For the past three days, we’ve crossed paths with the same handful of people, and it’s made me think: maybe they’re not just coincidences. Maybe they were meant to be part of our story.

You might meet someone in passing, share a conversation as you walk, and part ways without any discussion of where you’re headed next ……. and yet somehow, you run into them again the following day. Sometimes even when you’ve taken entirely different routes.

It’s strange and comforting all at once.

After a while, these familiar faces feel like old friends. You greet each other with warmth that far exceeds the time you’ve actually spent together.

There’s this unspoken bond, a shared experience that makes affection come easy, even when the details of each other’s lives remain mostly unknown. It’s one of the Camino’s quiet miracles ……… this effortless sense of belonging among strangers.

Before I left on this journey, I made the quiet decision to bring my mom along with me. Not physically, of course, but in spirit. She passed away in 2013, but she adored travel. She had been to more than a dozen countries and always approached the world with wide-eyed curiosity and grace. I wanted her to experience this path with me, in whatever way she could.
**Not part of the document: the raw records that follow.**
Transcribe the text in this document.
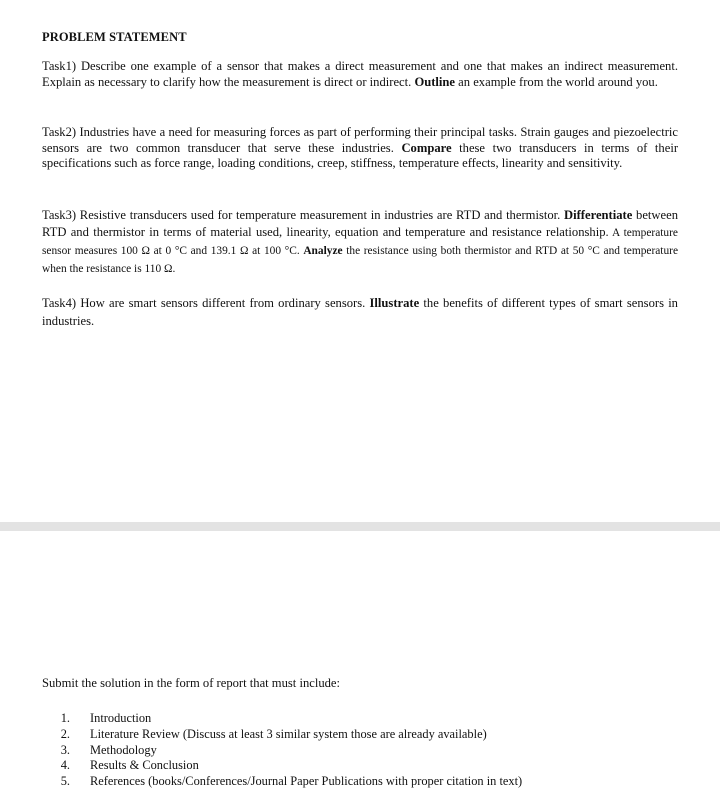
PROBLEM STATEMENT
Task1) Describe one example of a sensor that makes a direct measurement and one that makes an indirect measurement. Explain as necessary to clarify how the measurement is direct or indirect. Outline an example from the world around you.
Task2) Industries have a need for measuring forces as part of performing their principal tasks. Strain gauges and piezoelectric sensors are two common transducer that serve these industries. Compare these two transducers in terms of their specifications such as force range, loading conditions, creep, stiffness, temperature effects, linearity and sensitivity.
Task3) Resistive transducers used for temperature measurement in industries are RTD and thermistor. Differentiate between RTD and thermistor in terms of material used, linearity, equation and temperature and resistance relationship. A temperature sensor measures 100 Ω at 0 °C and 139.1 Ω at 100 °C. Analyze the resistance using both thermistor and RTD at 50 °C and temperature when the resistance is 110 Ω.
Task4) How are smart sensors different from ordinary sensors. Illustrate the benefits of different types of smart sensors in industries.
Submit the solution in the form of report that must include:
1. Introduction
2. Literature Review (Discuss at least 3 similar system those are already available)
3. Methodology
4. Results & Conclusion
5. References (books/Conferences/Journal Paper Publications with proper citation in text)
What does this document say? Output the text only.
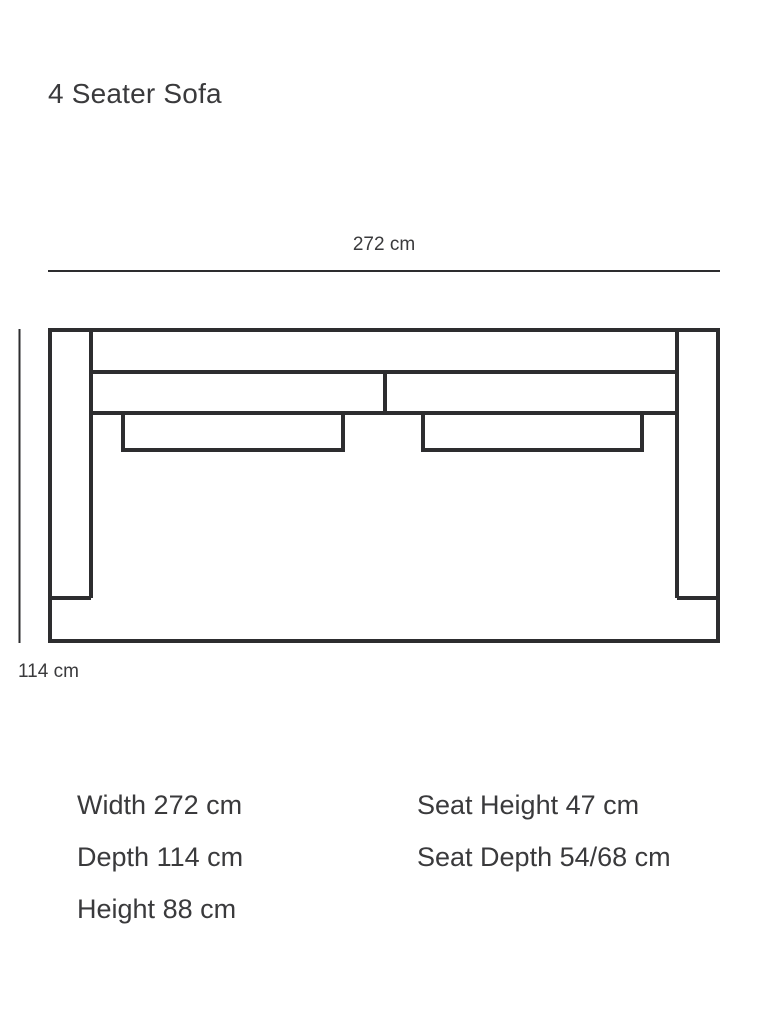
4 Seater Sofa
272 cm
114 cm
Width 272 cm
Depth 114 cm
Height 88 cm
Seat Height 47 cm
Seat Depth 54/68 cm
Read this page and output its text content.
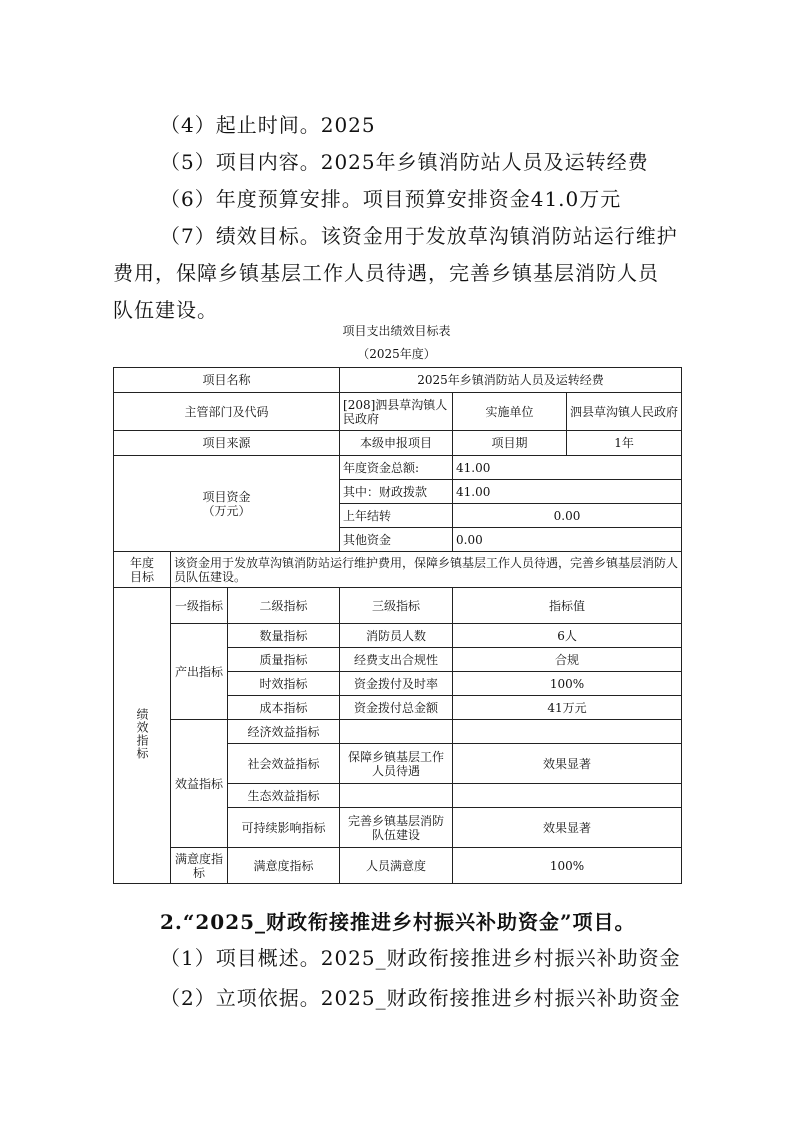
（4）起止时间。2025
（5）项目内容。2025年乡镇消防站人员及运转经费
（6）年度预算安排。项目预算安排资金41.0万元
（7）绩效目标。该资金用于发放草沟镇消防站运行维护
费用，保障乡镇基层工作人员待遇，完善乡镇基层消防人员
队伍建设。
项目支出绩效目标表
（2025年度）
项目名称			2025年乡镇消防站人员及运转经费		
主管部门及代码			[208]泗县草沟镇人民政府	实施单位	泗县草沟镇人民政府
项目来源			本级申报项目	项目期	1年

项目资金
（万元）			年度资金总额:	41.00	
			其中：财政拨款	41.00	
			上年结转	0.00	
			其他资金	0.00	

年度
目标	该资金用于发放草沟镇消防站运行维护费用，保障乡镇基层工作人员待遇，完善乡镇基层消防人员队伍建设。				
绩效指标	一级指标	二级指标	三级指标	指标值	
	产出指标	数量指标	消防员人数	6人	
		质量指标	经费支出合规性	合规	
		时效指标	资金拨付及时率	100%	
		成本指标	资金拨付总金额	41万元	
	效益指标	经济效益指标			
		社会效益指标	保障乡镇基层工作人员待遇	效果显著	
		生态效益指标			
		可持续影响指标	完善乡镇基层消防队伍建设	效果显著	
	满意度指标	满意度指标	人员满意度	100%	
2.“2025_财政衔接推进乡村振兴补助资金”项目。
（1）项目概述。2025_财政衔接推进乡村振兴补助资金
（2）立项依据。2025_财政衔接推进乡村振兴补助资金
So, I wear her roller skating pendant along with the cross and Virgin Mary charm I never take off.

That pendant tells its own story: when my mom was in high school, she competed in couples roller dance competitions …… think ice skating, but on wheels.
Over the past few days, we’ve kept running into the same Irish pilgrims, four wonderfully engaged women walking together.

And each night, we’ve found ourselves in the same places as two men from County Cork. We shared drinks at the end of the day, shared a meal and tons of laughs.
When we finally said goodbye to them, Pookie and I sat down to dinner the next evening… right next to a table of five young Irish travelers.

And that’s when it struck me. My mom’s grandfather immigrated from Ireland, and she took deep pride in that heritage. She embraced it fully, always smiling a little more brightly when Irish music played or Irish stories were told.
She would have loved this trip. And maybe, just maybe …… the steady stream of Irish encounters is her way of being here with me, nudging me along, reminding me she’s not far.

Irish Eyes are smiling, especially my Mom!